Mathieu Bauer installe Evelyne Didi dans le château de Barbe-Bleue
Le directeur du Nouveau Théâtre de Montreuil, Mathieu Bauer est un amoureux du son. C’est donc sans surprise qu’on le retrouve à la Pop, l’incubateur des musiques mises en scène, pour faire flotter l’opéra de Béla Bartók (1910). Une performance abrupte.
Dans la péniche-salle de spectacle, les fauteuils sont placés de façon à laisser un couloir libre. Dans un coin, un ersatz de cuisine, et tout le long de la pièce, une corde à linge sur laquelle sèchent des photos. Au-dessus de nous, on pense apercevoir Les larmes de Man Ray. Les larmes et les eaux sont les fils conducteurs de cette performance aride. Judith a vieilli, elle est seule au château, désormais à vendre, comme le signale un panneau, et elle cherche, enfermée derrière la septième porte, à percer le mystère de son tyran. Que sont devenues les autres épouses ? Quel est ce lac ? Pourquoi a-t-il autorisé à ouvrir des portes ? Pourquoi interdit il à sa femme de poser des questions ?
Elle dit :
« Tu as ouvert la porte et je suis rentrée !
J’ai vu l’intérieur, obscur, froid, sombre, et les murs humides
De l’eau ruisselante sur mes mains
Ton château pleure, ton château pleure !
Mathieu Bauer se sert du livret, réécrit et augmenté par les textes de Georges Didi-Huberman, de l’opéra de Béla Bartók, pour transformer Barbe-Bleue. Dans les mots de sa femme, il est une énigme qu’elle veut percer, par le cri, par le chant, par les larmes.

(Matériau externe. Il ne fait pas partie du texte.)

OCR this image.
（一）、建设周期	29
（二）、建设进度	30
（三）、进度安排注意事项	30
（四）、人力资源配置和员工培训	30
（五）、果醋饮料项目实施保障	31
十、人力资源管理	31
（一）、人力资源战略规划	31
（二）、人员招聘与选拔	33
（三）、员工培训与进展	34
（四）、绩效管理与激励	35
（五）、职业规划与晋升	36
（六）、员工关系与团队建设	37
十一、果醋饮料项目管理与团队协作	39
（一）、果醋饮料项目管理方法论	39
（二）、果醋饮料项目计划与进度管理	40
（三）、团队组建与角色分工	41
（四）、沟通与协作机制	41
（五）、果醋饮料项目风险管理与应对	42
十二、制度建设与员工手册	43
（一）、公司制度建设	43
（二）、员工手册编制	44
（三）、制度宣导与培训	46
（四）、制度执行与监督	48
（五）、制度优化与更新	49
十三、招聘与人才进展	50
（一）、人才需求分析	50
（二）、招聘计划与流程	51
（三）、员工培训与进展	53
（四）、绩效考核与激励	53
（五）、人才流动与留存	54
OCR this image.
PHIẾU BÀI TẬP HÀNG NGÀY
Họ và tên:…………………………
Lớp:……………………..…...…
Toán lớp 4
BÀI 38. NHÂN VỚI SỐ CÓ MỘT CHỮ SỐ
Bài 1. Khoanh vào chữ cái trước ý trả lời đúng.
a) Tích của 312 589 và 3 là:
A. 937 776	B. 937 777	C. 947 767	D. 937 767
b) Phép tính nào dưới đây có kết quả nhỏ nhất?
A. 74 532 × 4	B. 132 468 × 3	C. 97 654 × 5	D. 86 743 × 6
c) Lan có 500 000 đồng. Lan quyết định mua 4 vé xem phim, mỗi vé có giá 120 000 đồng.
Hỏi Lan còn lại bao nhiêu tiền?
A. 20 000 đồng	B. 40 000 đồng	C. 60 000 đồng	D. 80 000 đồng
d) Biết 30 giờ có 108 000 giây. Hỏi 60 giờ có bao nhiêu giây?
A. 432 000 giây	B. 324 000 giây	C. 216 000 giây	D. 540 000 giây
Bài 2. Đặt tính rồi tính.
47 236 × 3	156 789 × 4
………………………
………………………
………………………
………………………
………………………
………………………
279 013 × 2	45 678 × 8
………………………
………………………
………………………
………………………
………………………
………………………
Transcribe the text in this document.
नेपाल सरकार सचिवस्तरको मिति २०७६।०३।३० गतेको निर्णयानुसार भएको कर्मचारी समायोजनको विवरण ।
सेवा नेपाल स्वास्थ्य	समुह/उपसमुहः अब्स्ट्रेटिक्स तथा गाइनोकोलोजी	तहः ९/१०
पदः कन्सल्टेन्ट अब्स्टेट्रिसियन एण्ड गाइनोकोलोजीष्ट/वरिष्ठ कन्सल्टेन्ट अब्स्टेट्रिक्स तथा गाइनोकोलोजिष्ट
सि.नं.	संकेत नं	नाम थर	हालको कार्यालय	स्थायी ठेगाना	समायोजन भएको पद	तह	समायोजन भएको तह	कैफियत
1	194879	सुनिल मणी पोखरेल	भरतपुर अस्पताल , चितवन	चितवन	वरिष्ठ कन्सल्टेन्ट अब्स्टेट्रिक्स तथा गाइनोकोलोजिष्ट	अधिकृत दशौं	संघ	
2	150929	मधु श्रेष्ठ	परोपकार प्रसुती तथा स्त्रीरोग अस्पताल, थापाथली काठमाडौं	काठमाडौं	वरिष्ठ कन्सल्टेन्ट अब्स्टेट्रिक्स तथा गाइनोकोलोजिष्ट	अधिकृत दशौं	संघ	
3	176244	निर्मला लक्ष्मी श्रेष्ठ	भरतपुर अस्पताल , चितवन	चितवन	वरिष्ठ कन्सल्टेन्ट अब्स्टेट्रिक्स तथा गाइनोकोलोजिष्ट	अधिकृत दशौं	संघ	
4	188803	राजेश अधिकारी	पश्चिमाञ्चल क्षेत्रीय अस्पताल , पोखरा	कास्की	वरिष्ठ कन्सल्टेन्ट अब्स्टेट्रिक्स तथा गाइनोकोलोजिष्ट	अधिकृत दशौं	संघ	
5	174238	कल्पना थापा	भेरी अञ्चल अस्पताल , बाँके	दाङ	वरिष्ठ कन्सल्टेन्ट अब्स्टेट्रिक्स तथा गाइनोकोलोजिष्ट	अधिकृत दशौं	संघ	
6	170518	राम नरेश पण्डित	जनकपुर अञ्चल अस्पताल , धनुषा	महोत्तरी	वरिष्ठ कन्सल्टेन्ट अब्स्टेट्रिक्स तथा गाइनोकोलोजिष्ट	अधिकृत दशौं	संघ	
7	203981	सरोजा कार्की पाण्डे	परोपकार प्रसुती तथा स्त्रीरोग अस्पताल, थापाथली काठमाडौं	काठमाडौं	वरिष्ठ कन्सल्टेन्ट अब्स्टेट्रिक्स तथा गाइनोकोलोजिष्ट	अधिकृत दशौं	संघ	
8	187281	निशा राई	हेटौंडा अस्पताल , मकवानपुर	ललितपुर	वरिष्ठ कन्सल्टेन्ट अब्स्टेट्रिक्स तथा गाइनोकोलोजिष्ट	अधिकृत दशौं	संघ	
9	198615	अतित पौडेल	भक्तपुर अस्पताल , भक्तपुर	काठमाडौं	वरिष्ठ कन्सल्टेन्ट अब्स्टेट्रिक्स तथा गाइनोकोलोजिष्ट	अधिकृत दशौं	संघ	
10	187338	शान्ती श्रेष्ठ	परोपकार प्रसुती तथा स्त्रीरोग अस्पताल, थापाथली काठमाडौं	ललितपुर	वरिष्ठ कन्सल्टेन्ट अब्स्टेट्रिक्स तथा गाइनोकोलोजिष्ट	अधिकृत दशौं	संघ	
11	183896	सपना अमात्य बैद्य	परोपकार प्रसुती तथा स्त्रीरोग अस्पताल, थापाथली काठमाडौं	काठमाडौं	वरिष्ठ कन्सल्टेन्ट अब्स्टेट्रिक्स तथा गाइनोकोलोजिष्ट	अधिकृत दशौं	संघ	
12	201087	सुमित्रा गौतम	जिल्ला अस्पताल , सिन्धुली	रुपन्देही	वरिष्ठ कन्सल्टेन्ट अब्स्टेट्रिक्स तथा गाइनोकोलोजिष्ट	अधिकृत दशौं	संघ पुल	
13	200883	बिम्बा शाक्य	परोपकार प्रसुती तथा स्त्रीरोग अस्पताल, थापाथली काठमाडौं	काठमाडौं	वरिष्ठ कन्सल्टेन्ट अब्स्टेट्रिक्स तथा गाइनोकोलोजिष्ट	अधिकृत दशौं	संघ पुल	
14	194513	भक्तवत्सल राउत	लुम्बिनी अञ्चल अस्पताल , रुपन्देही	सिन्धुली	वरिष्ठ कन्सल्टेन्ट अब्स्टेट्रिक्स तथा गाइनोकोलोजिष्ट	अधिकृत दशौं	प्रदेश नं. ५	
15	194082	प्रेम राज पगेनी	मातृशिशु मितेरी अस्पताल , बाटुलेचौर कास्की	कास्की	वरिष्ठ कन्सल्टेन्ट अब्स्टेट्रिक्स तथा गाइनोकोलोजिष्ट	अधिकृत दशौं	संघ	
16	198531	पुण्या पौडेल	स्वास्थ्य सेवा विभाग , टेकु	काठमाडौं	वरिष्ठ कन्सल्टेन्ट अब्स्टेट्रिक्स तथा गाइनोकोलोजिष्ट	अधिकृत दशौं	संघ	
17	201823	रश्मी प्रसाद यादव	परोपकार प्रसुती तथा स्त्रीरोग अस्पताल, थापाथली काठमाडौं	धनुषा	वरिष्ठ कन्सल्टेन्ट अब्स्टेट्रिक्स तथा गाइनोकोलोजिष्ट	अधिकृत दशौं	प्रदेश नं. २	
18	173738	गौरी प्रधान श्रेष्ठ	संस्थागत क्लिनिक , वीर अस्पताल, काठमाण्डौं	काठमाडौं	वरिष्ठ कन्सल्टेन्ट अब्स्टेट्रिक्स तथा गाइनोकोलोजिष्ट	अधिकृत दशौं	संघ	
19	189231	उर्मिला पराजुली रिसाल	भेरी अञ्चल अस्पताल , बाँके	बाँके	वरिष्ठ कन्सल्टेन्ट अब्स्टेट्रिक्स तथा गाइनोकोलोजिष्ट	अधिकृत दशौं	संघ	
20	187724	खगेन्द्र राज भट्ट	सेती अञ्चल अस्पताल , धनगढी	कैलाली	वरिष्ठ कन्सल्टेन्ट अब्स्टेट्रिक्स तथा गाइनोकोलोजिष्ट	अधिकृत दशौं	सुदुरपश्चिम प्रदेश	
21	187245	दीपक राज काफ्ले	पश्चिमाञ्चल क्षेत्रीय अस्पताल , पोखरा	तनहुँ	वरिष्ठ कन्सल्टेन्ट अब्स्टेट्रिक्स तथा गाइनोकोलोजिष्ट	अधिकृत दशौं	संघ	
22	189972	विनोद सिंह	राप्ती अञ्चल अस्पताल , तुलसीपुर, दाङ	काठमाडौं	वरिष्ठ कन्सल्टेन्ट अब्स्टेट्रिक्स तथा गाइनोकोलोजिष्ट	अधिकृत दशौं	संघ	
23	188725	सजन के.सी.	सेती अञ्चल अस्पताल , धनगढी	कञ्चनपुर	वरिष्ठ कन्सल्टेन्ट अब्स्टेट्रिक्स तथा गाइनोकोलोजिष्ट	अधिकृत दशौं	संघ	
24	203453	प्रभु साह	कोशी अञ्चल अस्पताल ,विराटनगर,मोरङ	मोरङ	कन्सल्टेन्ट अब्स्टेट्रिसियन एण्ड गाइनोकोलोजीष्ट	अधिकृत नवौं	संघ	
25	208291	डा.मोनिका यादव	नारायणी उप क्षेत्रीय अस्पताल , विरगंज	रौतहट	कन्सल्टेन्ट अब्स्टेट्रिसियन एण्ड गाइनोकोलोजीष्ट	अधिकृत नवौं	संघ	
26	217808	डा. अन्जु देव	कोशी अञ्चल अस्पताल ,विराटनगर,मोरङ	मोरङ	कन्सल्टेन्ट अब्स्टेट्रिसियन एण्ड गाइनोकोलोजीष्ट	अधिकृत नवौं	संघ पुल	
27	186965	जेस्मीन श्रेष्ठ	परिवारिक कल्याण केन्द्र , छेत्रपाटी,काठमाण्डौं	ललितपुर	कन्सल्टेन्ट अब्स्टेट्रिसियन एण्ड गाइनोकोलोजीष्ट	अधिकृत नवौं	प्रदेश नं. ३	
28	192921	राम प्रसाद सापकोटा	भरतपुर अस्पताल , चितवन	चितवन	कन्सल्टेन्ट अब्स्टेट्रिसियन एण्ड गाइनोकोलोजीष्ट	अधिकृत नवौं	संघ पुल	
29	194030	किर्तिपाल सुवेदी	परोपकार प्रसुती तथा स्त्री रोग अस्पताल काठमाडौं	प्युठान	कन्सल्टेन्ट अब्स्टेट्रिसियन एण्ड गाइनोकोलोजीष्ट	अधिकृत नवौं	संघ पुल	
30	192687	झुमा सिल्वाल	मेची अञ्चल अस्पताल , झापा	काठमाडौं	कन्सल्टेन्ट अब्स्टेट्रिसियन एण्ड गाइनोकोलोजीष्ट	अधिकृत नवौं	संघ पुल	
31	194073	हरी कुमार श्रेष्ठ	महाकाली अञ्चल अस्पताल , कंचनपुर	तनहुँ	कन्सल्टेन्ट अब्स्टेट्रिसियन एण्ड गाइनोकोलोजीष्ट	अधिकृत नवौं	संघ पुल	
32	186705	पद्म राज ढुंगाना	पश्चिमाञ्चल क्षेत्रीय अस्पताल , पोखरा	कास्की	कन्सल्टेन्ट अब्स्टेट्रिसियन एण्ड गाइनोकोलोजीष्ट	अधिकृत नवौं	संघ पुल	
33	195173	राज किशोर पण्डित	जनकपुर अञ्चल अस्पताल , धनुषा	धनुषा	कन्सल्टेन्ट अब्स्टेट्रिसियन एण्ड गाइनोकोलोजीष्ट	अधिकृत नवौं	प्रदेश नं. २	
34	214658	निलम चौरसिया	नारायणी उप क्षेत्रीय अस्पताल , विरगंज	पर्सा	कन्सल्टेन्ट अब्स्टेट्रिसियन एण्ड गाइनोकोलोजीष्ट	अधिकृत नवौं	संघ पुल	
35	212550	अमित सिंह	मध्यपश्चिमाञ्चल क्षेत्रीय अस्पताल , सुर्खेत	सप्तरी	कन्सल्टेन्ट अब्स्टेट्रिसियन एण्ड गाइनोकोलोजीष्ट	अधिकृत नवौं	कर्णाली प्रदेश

Il y a du chaos ici, et de la violence dans cet exercice qui vient réinventer le principe de partition. Tout est note dans Les larmes de Barbe-Bleue. Le corps de la comédienne, sa voix, ses gestes, ses mots.
Les larmes, et c’est là le but du spectacle, provoqueront des sensations très singulière, allant de l’interdit à l’étonnement. Quand Mathieu Bauer décide de nous mettre face à une scène de « concert », à la forêt suggérée, les choses se calment et la mélancolie peut surgir si on l’autorise à ouvrir la porte.